La privatisation, machine de guerre contre les travailleurs

La vague de privatisations entamée depuis une vingtaine d’années se poursuit et menace la totalité des services et entreprises publics, sans exception. Les travailleurs, qui en sont les premières victimes, doivent faire de la lutte contre les privatisations un de leurs axes de mobilisation essentiels.

Article paru dans l’Egalité n°106

Le mouvement des privatisations, engagé en France depuis 1986, est poursuivi depuis avec constance par les gouvernements successifs, de droite comme de gauche. C’est un processus qui s’est développé également à l’échelle mondiale : les ventes d’entreprises publiques dans les pays de l’OCDE ont représenté 643 milliards de dollars entre 1990 et 2001. Les pays en voie de développement ne sont pas épargnés avec près d’un tiers des privatisations dans le monde. En France, les privatisations d’entreprises publiques ont  » rapporté  » près de 50 milliards d’euros à l’Etat depuis 1993, avec au total 2000 entreprises qui ont été privatisées. Mais ces  » bénéfices  » ne peuvent compenser les pertes d’emplois qui accompagnent ces privatisations : de 19,3% en 1986, les entreprises publiques ne représentent plus en 2000 que 7,8% du total des salariés.

Selon l’idéologie libérale qui les accompagne, les privatisations rendraient les entreprises plus performantes, les services moins coûteux et mieux adaptés aux usagers (qui deviennent au passage des  » clients « ).

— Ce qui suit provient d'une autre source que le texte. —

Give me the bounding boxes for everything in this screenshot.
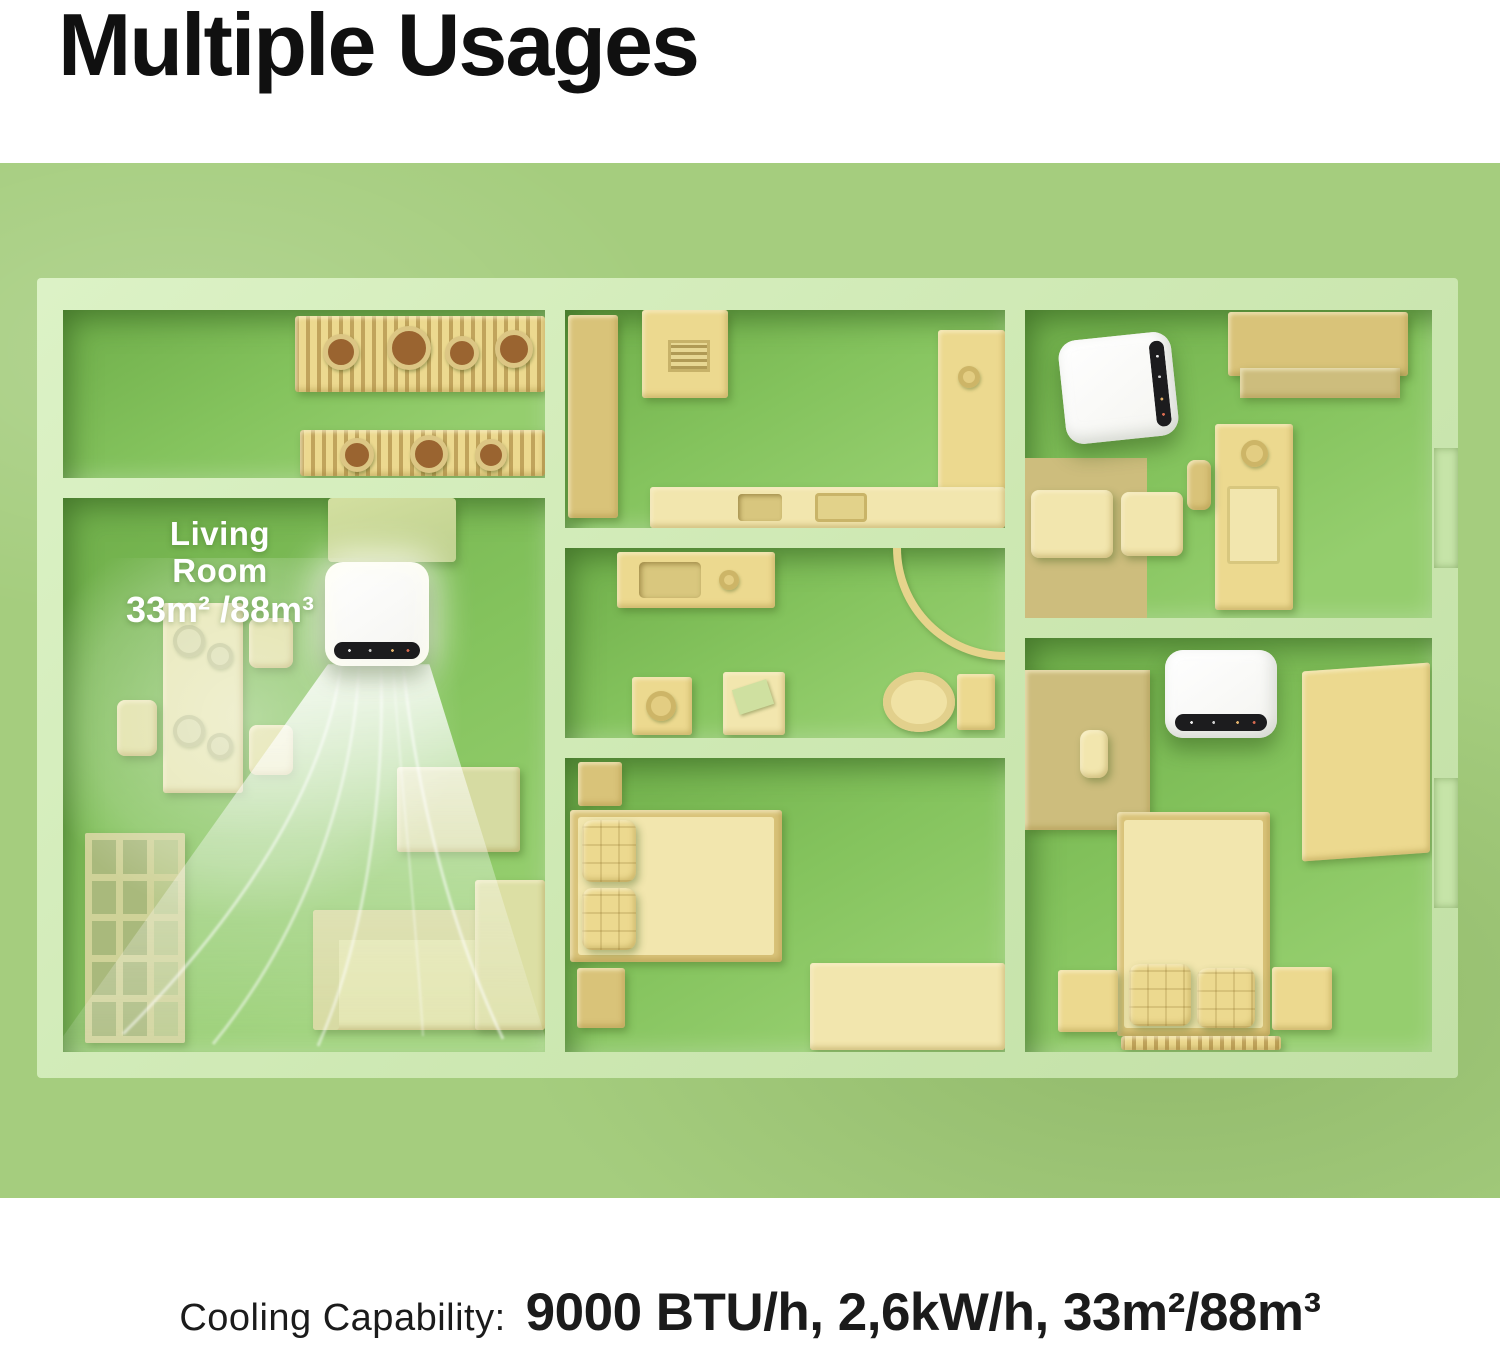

Pourtant, c’est d’abord à la faillite économique que conduit la privatisation, faillite aux frais de l’Etat, des contribuables et des usagers. On assiste au contraire à une concentration des secteurs aux mains de quelques grands groupes, passant ainsi du monopole d’Etat à des monopoles privés, au service des profits. L’essentiel des privatisations a servi avant tout à alimenter le marché spéculatif, mais n’a contribué ni au fonctionnement rationnel de l’entreprise, ni au service des usagers. Par exemple, le secteur des télécommunications a représenté la moitié des privatisations réalisées dans le monde pendant la dernière décennie, puis ce marché s’est effondré, perdant 80% de sa valeur (et des centaines de milliers d’emplois : moins 200 000 rien qu’en 2000 aux Etats-Unis).

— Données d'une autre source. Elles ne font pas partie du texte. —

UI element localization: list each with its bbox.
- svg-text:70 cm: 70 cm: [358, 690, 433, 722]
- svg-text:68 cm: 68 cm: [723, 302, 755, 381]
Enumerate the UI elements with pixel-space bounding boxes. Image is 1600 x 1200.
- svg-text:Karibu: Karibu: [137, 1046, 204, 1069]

Pendant ce temps, depuis 1997, le coût de l’abonnement à France Télécom pour les particuliers a lui été multiplié par trois.  » Oubliant  » leurs objectifs de services, les entreprises privatisées, pour tenter de maintenir un certain niveau de profit, mènent aussi une politique de production effrénée, menant à la surproduction (énergie, téléphonie mobile). Autre conséquence, les économies sur l’entretien et la maintenance, pour préserver les profits, ont des conséquences gravissimes, mettant même en jeu des vies humaines. Ainsi du train en Grande-Bretagne où depuis 1989 huit accidents graves (sans compter tous les autres) ont fait 35 morts et 369 blessés. Tout cela avec un prix du billet supérieur de 60% à la moyenne européenne.

Les méthodes utilisées par les gouvernements successifs pour privatiser sont variables, en fonction des situations et des capacités de riposte des personnels : privatisation totale,  » ouverture du capital  » progressive (France Télécom), éclatement de l’entreprise (RFF pour la SNCF, bientôt RTE à EDF) ou sous-traitance de certaines tâches à des entreprises privées et création de statuts privés au sein de l’entreprise (38% des salariés de La Poste sont sous statut privé). Dans tous les cas, c’est la précarité qui fait son entrée massive dans tous les secteurs, c’est le chômage qui s’accroît, et c’est la qualité des services qui baisse.

L’ensemble des secteurs est aujourd’hui menacé : après le rail, La Poste, les télécoms, c’est EDF-GDF qui va être privatisée, ce sont la Santé et l’Education qui voient leurs moyens réduits et leurs secteurs rentables proposés au marché. Dans cette société inégalitaire, les services publics sont un acquis collectif pour lesquels les travailleurs doivent se battre. Personnels et usagers doivent lutter au coude à coude pour préserver les services publics, seuls garants du droit pour tous à la santé, à l’éducation et à tous les autres droits élémentaires. Seule une riposte commune et de grande ampleur pourra renverser la marche de la privatisation.